Worst of slowdown may be over for Philippines—Capital Economics
Local economy is showing tentative signs of recovery following the sharp deceleration, as manufacturing activity returned to growth in December and government infrastructure spending resumed.
In a report, Capital Economics economists Gareth Leather, senior Asia economist, and Jason Tuvey, deputy chief emerging markets (EM) economist, said the marginal expansion in the manufacturing sector suggests the worst of the recent downturn may have passed.
The London-based think tank noted that the Purchasing Managers’ Index rebounded at the end of the year, aided by the government restarting key projects that had been stalled by a sweeping corruption investigation.
However, they also added that while the outlook is improving, the recovery remains fragile. The firm is forecasting gross domestic product (GDP) growth of 4.5 percent for 2026—a figure that sits well below the market consensus—before a projected acceleration in 2027. Inflation is expected to settle around three percent this year.
Weak economic activity and cooling price pressures prompted the Bangko Sentral ng Pilipinas (BSP) to reduce interest rates in December.
Capital Economics expects further easing in 2026, aligning the Philippines with regional peers like South Korea, Thailand, and Indonesia, though most central banks in the region are nearing the end of their loosening cycles.
The manufacturing sector’s performance provides a much-needed reprieve. Data from S&P Global showed the manufacturing PMI rose to 50.2 in December from 47.4 in November.
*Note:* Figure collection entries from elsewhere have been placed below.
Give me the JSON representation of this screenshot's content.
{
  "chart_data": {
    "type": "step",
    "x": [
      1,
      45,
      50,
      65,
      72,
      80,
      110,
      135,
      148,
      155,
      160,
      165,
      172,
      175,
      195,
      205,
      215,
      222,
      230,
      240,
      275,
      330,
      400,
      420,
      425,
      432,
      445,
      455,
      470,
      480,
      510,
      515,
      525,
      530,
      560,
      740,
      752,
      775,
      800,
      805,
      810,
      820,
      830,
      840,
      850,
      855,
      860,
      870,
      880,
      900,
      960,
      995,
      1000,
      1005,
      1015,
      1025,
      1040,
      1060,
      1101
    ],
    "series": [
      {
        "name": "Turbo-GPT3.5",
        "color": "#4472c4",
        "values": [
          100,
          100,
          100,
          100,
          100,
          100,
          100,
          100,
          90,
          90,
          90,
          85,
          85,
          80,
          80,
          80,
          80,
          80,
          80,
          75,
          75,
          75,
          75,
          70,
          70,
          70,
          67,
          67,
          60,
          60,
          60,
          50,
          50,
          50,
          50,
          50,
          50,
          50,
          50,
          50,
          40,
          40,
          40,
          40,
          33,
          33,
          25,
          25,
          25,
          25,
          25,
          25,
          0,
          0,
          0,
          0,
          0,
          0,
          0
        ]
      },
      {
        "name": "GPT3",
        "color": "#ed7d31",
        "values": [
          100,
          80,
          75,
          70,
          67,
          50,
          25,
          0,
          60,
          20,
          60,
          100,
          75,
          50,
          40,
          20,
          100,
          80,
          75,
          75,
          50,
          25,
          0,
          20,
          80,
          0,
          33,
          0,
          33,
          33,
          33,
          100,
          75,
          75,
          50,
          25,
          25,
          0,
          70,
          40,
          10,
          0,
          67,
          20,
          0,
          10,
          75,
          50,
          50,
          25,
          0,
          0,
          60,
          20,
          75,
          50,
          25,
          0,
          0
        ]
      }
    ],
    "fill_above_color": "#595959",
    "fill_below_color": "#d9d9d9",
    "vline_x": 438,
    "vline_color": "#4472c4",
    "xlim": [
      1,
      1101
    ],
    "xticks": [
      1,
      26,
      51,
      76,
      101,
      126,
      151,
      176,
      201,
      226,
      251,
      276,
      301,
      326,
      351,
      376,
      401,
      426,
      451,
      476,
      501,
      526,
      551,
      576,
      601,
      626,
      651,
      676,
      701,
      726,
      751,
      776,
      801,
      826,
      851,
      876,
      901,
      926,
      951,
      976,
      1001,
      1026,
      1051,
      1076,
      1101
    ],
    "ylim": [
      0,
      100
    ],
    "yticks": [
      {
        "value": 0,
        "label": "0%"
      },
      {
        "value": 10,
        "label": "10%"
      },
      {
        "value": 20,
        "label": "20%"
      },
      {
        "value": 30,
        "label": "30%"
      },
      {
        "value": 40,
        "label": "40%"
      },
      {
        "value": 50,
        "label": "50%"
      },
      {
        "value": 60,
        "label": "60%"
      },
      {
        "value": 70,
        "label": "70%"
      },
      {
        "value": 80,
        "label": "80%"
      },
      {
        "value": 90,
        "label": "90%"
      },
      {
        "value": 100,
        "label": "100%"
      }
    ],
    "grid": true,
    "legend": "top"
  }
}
While the reading is only slightly above the 50-point threshold that separates expansion from contraction, it represents the first improvement in operating conditions since August.
However, a massive corruption scandal involving billion-peso flood-control projects continues to cast a shadow over the archipelago’s fiscal health. Capital Economics noted that the scandal led to significant delays in infrastructure projects, dragging fourth-quarter GDP growth down to just three percent
The Philippine Statistics Authority confirmed last week that the economy expanded by 4.4 percent for the full year 2025, the weakest performance since the height of the Covid-19 pandemic.
The three percent growth recorded in the final three months of 2025 matched levels last seen during the global slowdowns of 2009 and 2011.
Political and economic uncertainty has also weighed on the currency as the peso hit a record low earlier this month, falling to ₱59.46 per dollar on Jan. 15, according to data from the Bankers Association of the Philippines.
The currency has since recovered some losses but remains sensitive to the ongoing investigation into public works spending and shifting global investor sentiment.